2015--the year of two surgeries and a pumpkin growing in a sling.


And we have been blessed by the demands of all of these pieces of life---as much as we welcome certain favored pieces of life--the Christmas breaks, the summer vacations, the successes of our children, and the days when we feel like we are accomplished and making some sort of progress and difference in this world---these shiny moments are only signifcant when set off by the shadows---the stomach bugs of life---the increasing medical threats of growing older--the pressures of work and demands of life--our own weakness and the weaknesses of others--the stew of all the we don’t welcome into our lives but pushes itself through the cracks and seeps in regardless.  

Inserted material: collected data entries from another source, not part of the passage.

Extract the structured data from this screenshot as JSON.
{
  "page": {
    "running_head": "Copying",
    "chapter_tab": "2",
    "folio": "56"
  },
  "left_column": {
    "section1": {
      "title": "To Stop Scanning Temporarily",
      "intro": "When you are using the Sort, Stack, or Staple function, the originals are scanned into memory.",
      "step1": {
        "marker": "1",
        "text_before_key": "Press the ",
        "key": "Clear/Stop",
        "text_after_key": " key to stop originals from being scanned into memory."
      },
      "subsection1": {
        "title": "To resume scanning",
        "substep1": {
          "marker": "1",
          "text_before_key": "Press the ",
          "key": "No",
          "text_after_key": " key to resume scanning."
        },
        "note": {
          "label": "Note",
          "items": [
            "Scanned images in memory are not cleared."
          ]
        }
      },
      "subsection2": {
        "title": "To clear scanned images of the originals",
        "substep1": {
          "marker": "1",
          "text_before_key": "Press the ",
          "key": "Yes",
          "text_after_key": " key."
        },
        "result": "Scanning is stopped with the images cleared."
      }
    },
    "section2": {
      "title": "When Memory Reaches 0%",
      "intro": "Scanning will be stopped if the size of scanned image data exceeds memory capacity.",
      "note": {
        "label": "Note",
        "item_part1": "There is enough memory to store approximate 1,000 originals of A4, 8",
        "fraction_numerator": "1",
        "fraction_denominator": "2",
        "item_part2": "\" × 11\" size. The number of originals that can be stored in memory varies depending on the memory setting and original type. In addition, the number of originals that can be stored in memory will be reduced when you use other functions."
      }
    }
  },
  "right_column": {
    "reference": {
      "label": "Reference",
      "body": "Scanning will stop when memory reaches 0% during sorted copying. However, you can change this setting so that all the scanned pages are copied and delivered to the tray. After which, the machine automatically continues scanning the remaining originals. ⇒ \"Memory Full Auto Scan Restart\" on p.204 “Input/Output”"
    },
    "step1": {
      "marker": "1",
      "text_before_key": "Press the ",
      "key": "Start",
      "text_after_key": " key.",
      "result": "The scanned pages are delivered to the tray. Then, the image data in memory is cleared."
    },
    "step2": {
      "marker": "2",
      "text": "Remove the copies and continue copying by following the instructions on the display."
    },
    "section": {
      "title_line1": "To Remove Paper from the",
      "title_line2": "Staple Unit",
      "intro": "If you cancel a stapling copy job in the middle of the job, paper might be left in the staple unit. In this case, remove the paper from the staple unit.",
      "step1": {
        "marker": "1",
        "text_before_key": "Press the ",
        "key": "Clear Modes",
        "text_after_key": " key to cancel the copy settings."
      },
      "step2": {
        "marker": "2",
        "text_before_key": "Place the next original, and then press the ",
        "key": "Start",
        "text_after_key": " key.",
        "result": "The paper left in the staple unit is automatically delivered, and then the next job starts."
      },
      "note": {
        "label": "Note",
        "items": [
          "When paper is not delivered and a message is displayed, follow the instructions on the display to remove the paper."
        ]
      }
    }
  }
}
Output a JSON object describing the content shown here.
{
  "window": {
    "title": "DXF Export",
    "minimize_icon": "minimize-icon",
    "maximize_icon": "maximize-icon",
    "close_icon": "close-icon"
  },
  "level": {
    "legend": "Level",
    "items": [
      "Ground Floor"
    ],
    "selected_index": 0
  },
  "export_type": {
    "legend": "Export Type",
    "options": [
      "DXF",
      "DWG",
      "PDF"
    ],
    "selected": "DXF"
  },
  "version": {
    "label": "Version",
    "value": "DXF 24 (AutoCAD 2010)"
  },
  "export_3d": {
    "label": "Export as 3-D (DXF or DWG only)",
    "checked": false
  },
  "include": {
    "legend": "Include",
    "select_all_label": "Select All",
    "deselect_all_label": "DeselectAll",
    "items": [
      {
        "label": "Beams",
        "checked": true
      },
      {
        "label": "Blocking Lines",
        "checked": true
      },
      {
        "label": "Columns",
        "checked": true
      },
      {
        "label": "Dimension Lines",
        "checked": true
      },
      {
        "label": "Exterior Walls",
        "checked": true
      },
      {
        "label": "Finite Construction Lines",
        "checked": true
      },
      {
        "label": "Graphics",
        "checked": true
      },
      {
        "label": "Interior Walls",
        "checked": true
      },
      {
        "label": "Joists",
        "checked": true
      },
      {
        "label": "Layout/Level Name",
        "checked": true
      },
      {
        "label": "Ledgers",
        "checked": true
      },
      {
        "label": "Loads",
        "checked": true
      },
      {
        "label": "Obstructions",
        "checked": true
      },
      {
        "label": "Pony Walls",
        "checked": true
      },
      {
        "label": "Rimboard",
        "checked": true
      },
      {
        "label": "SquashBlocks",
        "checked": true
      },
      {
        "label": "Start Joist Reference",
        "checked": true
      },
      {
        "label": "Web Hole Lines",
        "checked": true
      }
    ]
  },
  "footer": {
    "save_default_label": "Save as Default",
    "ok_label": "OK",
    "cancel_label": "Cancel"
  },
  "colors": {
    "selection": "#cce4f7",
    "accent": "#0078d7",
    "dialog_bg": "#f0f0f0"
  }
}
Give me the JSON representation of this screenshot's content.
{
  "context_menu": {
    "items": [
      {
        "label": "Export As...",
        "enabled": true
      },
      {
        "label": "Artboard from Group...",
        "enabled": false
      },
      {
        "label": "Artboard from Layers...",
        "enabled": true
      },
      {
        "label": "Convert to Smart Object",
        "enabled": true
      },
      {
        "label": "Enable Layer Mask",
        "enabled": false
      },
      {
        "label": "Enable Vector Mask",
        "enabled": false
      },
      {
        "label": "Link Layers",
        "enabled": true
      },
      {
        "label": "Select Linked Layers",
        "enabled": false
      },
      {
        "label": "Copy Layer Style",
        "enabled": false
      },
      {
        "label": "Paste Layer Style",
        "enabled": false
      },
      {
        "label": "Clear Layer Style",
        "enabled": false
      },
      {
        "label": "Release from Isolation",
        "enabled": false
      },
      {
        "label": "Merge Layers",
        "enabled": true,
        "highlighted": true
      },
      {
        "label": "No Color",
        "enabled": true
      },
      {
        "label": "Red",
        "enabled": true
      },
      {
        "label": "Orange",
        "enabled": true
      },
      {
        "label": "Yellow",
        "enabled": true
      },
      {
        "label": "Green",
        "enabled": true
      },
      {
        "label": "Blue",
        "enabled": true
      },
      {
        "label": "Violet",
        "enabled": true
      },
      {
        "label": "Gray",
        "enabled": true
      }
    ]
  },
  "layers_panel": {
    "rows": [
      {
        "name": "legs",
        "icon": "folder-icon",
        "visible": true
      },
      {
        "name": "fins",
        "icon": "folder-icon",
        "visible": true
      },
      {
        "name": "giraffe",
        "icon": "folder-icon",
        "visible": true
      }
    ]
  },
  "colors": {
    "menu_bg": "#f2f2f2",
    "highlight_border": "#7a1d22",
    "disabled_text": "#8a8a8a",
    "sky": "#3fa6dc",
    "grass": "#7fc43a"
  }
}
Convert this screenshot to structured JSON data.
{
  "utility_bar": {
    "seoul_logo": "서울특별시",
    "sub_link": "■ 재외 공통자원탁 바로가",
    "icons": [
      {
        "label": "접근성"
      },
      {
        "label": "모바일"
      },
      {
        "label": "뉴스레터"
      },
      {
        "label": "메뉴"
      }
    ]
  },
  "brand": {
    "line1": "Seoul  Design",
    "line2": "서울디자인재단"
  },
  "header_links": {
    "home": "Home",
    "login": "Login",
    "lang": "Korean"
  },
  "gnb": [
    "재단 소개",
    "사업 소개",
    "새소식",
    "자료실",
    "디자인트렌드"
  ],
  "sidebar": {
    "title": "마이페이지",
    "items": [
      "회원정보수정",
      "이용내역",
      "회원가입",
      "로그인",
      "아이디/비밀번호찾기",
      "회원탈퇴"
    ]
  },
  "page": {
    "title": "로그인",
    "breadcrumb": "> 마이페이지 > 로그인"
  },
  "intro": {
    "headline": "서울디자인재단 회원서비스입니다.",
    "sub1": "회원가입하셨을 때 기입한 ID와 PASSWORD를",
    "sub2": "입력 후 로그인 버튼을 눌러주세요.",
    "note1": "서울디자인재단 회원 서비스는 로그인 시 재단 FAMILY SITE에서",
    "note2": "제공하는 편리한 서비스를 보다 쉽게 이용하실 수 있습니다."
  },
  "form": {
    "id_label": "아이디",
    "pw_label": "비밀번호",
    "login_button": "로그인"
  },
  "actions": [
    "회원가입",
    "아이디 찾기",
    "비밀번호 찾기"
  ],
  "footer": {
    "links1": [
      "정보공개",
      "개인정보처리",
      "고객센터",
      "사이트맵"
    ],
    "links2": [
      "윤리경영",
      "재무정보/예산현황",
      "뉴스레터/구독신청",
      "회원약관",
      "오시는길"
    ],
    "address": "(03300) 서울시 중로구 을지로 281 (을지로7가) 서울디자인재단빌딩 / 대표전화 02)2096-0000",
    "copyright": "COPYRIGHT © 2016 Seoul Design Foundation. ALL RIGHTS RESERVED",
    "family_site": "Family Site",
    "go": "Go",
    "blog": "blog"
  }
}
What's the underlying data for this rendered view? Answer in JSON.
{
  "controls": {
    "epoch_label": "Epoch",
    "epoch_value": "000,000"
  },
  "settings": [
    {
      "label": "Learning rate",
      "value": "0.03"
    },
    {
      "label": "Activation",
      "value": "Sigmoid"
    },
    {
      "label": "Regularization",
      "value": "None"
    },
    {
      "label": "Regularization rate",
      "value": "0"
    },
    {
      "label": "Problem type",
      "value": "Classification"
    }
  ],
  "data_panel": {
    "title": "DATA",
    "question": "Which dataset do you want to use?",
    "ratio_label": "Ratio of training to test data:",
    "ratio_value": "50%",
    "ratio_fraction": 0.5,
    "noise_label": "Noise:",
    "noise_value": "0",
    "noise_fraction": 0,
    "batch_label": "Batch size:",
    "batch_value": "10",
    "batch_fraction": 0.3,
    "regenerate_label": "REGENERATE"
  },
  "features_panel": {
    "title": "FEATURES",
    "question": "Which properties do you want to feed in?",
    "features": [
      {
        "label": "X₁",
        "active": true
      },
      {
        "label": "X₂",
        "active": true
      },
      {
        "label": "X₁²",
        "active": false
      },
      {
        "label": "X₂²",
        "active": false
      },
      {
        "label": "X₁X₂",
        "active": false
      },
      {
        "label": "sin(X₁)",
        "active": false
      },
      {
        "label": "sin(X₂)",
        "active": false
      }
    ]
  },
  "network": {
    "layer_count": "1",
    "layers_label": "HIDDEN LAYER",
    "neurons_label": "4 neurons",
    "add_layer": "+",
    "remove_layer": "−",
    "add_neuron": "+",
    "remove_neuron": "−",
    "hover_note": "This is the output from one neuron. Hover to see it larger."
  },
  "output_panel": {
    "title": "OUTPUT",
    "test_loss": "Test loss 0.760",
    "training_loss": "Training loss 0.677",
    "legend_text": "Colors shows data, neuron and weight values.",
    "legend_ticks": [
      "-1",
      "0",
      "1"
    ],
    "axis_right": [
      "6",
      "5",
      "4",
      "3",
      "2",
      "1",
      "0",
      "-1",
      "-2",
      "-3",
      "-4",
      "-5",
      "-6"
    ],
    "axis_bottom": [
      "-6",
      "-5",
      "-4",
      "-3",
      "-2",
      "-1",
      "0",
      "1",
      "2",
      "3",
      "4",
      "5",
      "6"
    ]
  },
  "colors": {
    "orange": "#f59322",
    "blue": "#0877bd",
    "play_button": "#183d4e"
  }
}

There’s a myriad of ways to interpret such pieces--depending upon our world-view and faith, we are granted liberty--for better or worse to ourselves and to others--to frame them up as we see fit.   Me? I choose to view them through a framework of faith in Christ---even though I understand some of the pieces better than others, and some not at all.  Though the pieces differ in size and shape---though some are more appealing than others--when considered collectively, they all bear the hallmark of a hand much greater, more loving, and more relentless than mine.  Much of the work of my life has been learning to trust in them, to trust in the intent of the creator who makes the stars and ordains all the pieces…
At the Tourists Baseball game with Edward Jones folks


I could elaborate and/or belabor (and in the mind of those who prefer “just the facts mam’” have already), but I won’t.  Thank you to all of those who have ministered to our family this year--near and far--in big and small ways--we appreciate you!  May God bless your lives through your own pieces in His way, in His time.  May He give you eyes to appreciate them, even the ugly ones, the stressful ones, the unwelcome ones.  May He bless your Christmas season and 2016 with all good things.


Love,


Elizabeth, Briggs
Grace, David & Rose


“Don’t imagine I doubt for a moment that what God send us must be sent in love and will all be for the best if we have grace to use it so.  My mind doesn’t waver on that point: my feelings sometimes do.”  -Letter of C.S. Lewis to lifelong friend Arthur Greeves, 1949



More odd notes that never worked their way into anything I could pull together:



Write hard and clear about what hurts.  -Hemingway


To enter into the story is the most difficult part for me.  Once I grasp the ring, movement is easy within because once I have a whisp of where I am going, I am able to proceed.  Things I’ve learned this year:


*Loyalty is significant.  Some friends will rise to the top under duress and others will fall.  It’s good to keep honest short accounts of who is trustworthy and true.


*One never knows what a year may bring.

*God’s hand is working at all times and all ways.